Today: Wednesday, November 16, 2011

MY NAME IS SUE, HOW DO YOU DO? NOW YOU GONNA DIE.

Heard a great quote from the late economist John Maynard Keynes this morning.

“In the long term,” he said, “we’re all dead.”

Sounds pessimistic, no?

No. I take it to mean, Get the hell going and do something now.

And, in fact, that’s what Keynes was was advocating. He was a crisis economist. His idea was that during periods of financial collapse, worrying too much about the long, long range repercussions of rescue efforts gives short shrift to people who are suffering now.

Yeah, Keynes was being a smart ass when he uttered the line. That’s probably the main reason I like it. The above-mentioned reason, though, ranks a very close second.

We’re all the walking dead. Throughout my entire adult life, my guiding principle has been, What am I gonna think about when I’m laying on my deathbed?

Am I going to think, Man, that was quick; and watching all those episodes of “Two and a Half Men” really made it fly by?

This Is How You Want To Spend Your Life?

So, early on, I decided to do what I love and hopefully, in my infinitesimally miniscule way, give this crazy, mixed-up world something good. I became a writer.

My idea was I could introduce readers to people they’d never be able to meet, describe places they’d never be able to see, and explain things they’d never have an opportunity to think about.

I’ve been rewarded with a rich life of fascinating characters, broadened horizons, and occasional crushing poverty. You can’t win them all.

A pal of mine — let’s call her Thalia — just quit her job. She wants to start her own online business. The going has been slow and stress-inducing. But she’s plugging away almost to the point of jeopardizing her health and whatever sanity she has left.

Thalia visited me at The Book Corner the other day. She danced around my questions about how things were going until, finally, she could no longer evade them. “I’m scared,” she said. “Plus, there’s that voice in my head that says Are you nuts? Whaddya doing? You’ve got no business starting your own business.”

If she was smart, if she was prudent, if she was thinking about the “long term,” she’d have stayed in her job. And died a long death.

She’ll live now. She’ll continue to eat — albeit in smaller portions. But she wants to trade in a product she loves and has been trained in. And she wants to do something that just might do this crazy, mixed-up world some good.

Yep, Thalia will really live now — that is, until she dies.

WHO’S SUE?

Does the previous entry’s headline ring a bell? It’s a line from a very famous song, the biggest hit Johnny Cash ever had, called, “A Boy Named Sue.”
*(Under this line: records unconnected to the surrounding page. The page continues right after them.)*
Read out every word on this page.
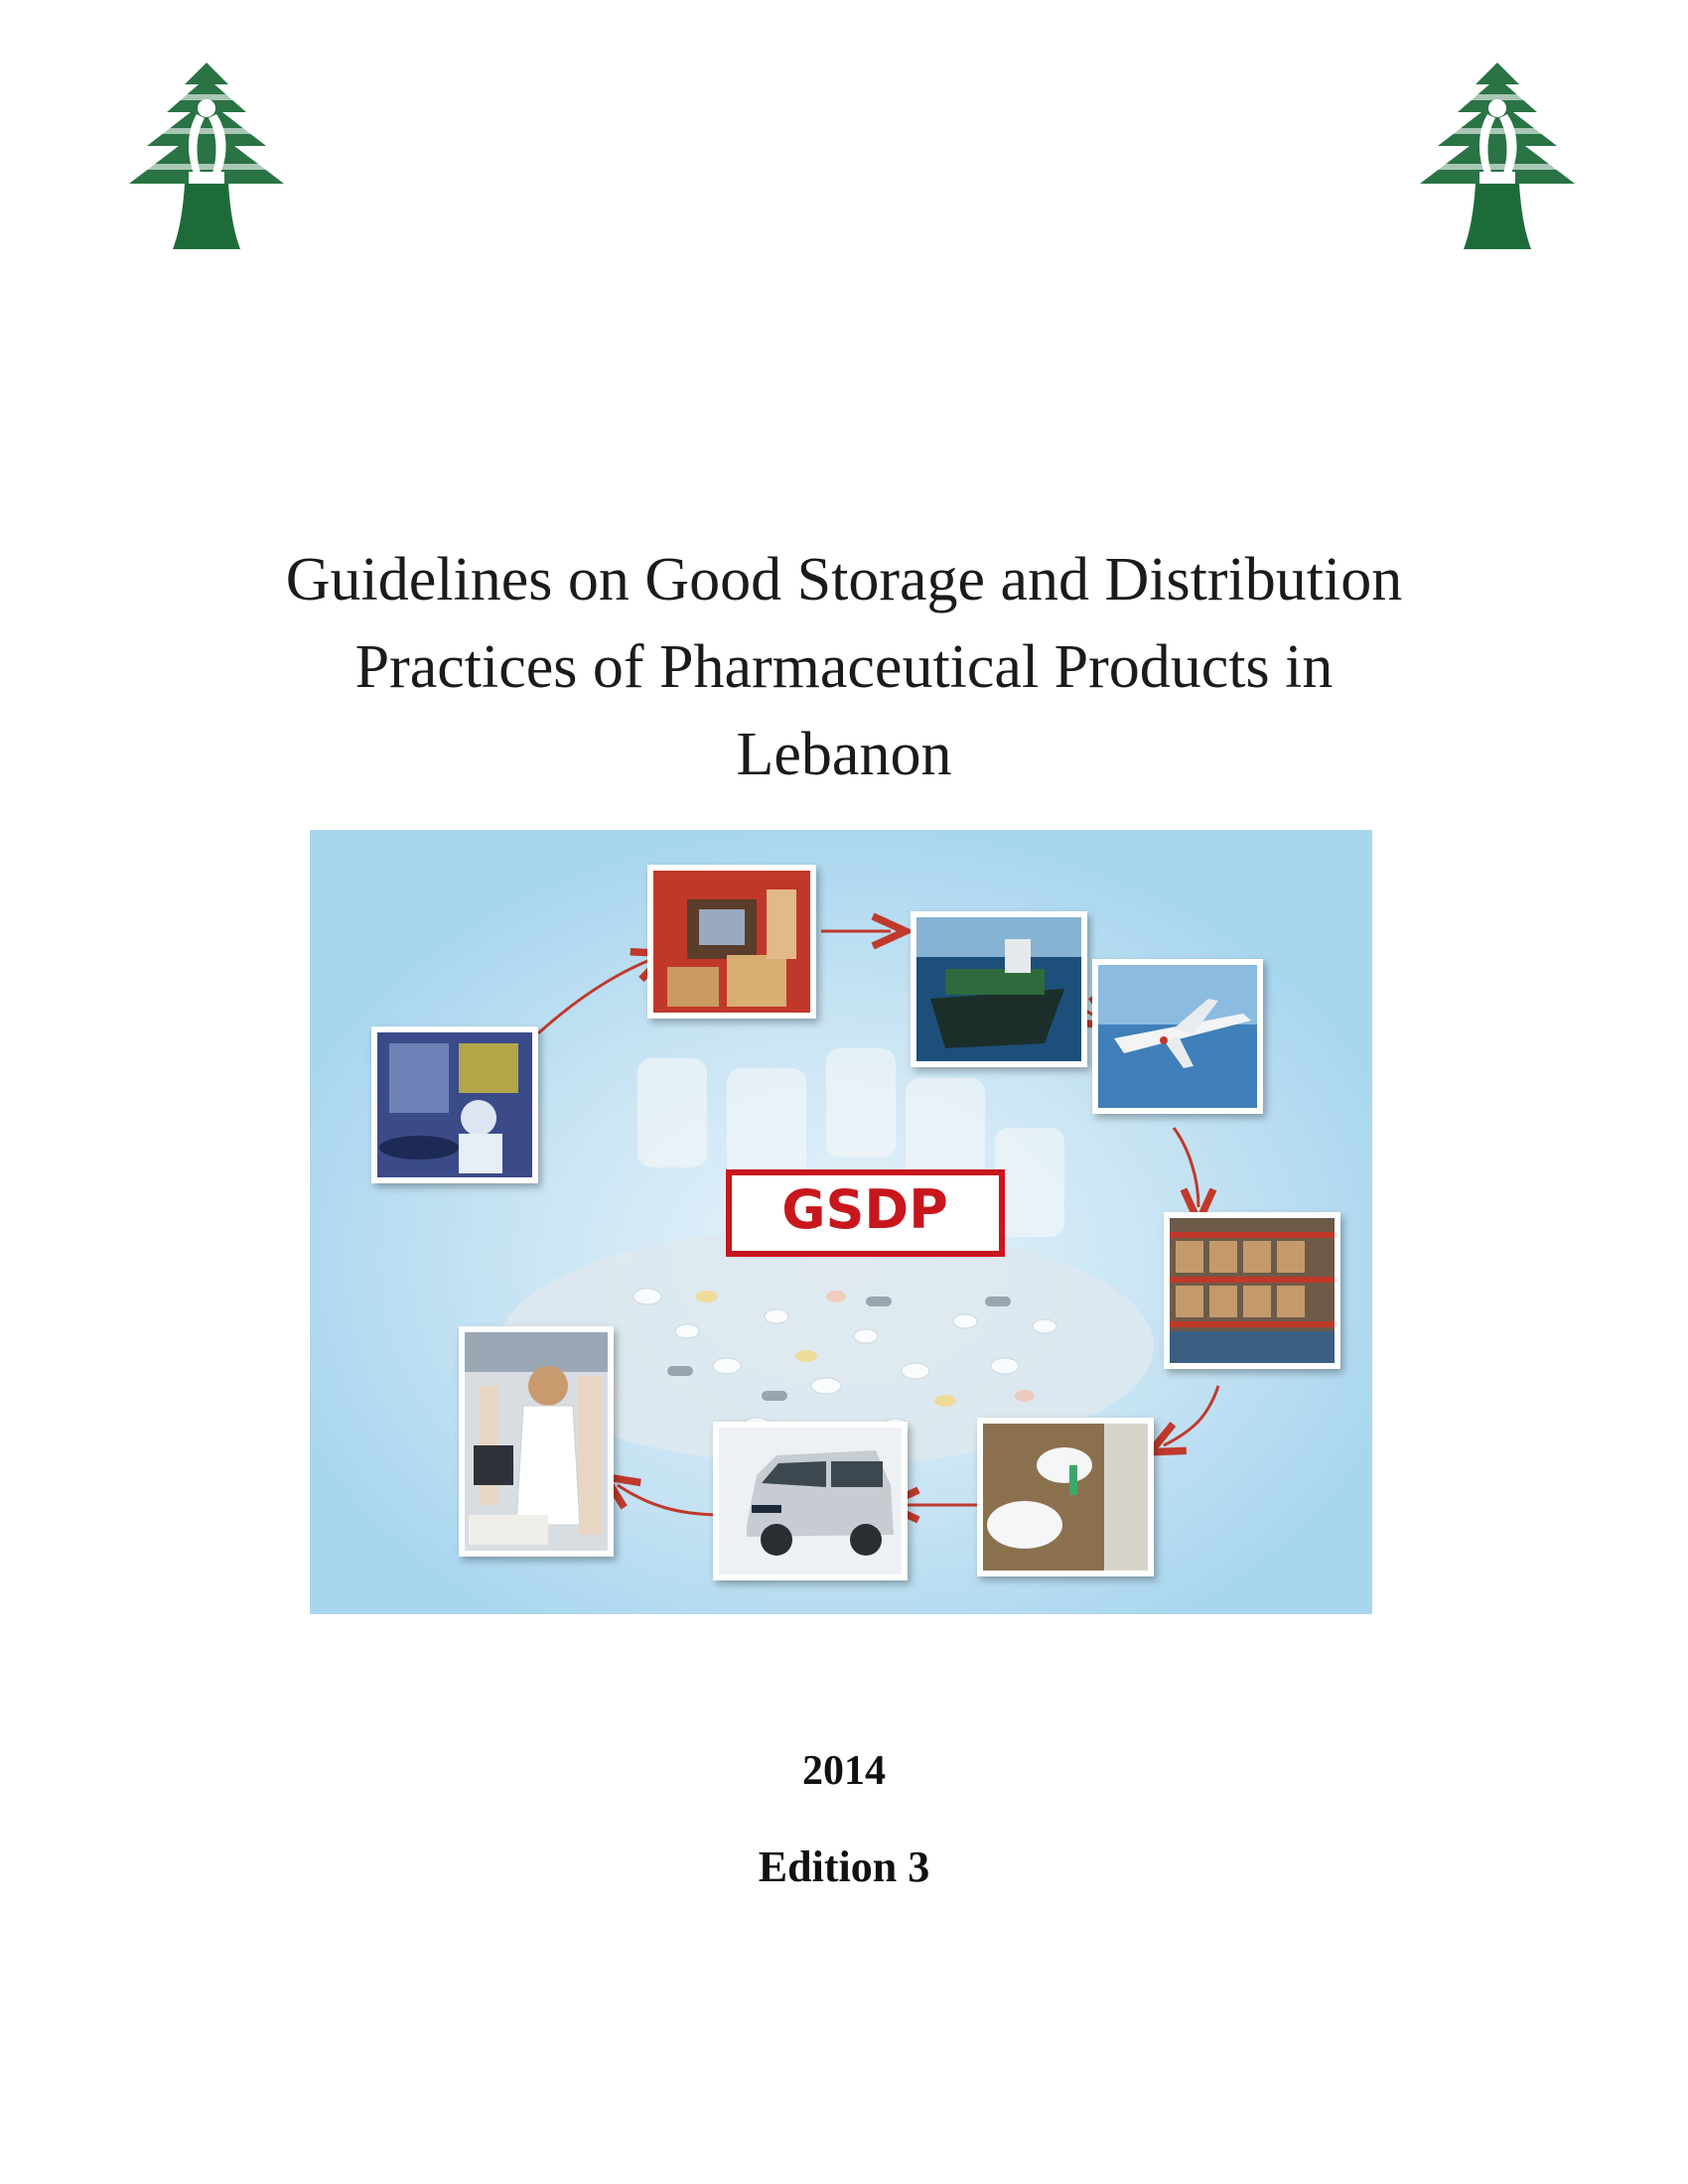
Guidelines on Good Storage and Distribution
Practices of Pharmaceutical Products in
Lebanon
GSDP
2014
Edition 3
I used to listen to it constantly on the transistor radio I had surgically attached to my ear during the summer of 1969, much to the annoyance of all adults in my general vicinity.

The best line I could think of that referred to death was the one about the boy, Sue. You know who wrote that song? Shel Silverstein.

Yup, That Shel Silverstein

POUNDING THE KEYBOARD

Not every local writer or author is as wildly celebrated as our own Joy Shayne Laughter.

Passing motorists point at her and shout, “Hey, there’s the chick in the fedora!”

Our Joy

She lives a life that’s the envy of South Central Indiana. In fact, she was seen the other day at Kleindorfer’s, shelling out big bucks for the most expensive snow shovel in the place.

Some scribes, though, toil away in anonymity.

Take Larry Eubank. Comes in to The Book Corner every morning for a Herald Times. Always listening to music on his quaint, old-school headphones. Friendly as can be.

He was holding a copy of a brand new book in his hand when he came in yesterday morning. He held it up and said, “Just to let you know, I brought this in. I’m not shoplifting.”

So I put the phone down before the 911 operator could pick up.

“You’re lucky, pal,” I said, watching him through narrowed lids.

Turns out the book in his hand was, indeed, his. As in, he wrote it.

It’s his second book. Ironically, I’d just sold his first book last week to an Ivy Tech student who’d expressed an interest in works on socialism vs. capitalism. That book was called “The Case against Capital.” Larry’s new book is called “Why Marx Was Wrong.”

The copy he had in his hand was an uncorrected galley edition. It’ll be published by AuthorHouse.

Larry and I likely would disagree about everything up to and including whether the sun will rise in the east tomorrow morning. He’s penned articles for, among others, the website WorldNetDaily, a gang whose very existence makes me break out in hives.

But what of it? That’s one of the reasons I became a writer — to get to know people who I wouldn’t normally pal around with. To broaden, as I mentioned earlier, my horizons.

Larry Eubank is still as friendly as can be. And he’s living his dream. I like that.

One thought on “Today: Wednesday, November 16, 2011

  1. Dude! The only reason you perceive me as “wildly celebrated” is because I come into the bookstore and tell you about stuff!

    I suppose now I have to get a photo taken of me in my green fedora.

    Love ya, Daddy-o. PS to Thalia: small to moderate doses of crushing poverty are an effective homeopathic remedy for false friendship, and establish an immune response to the illusions of neoliberal capitalist theory.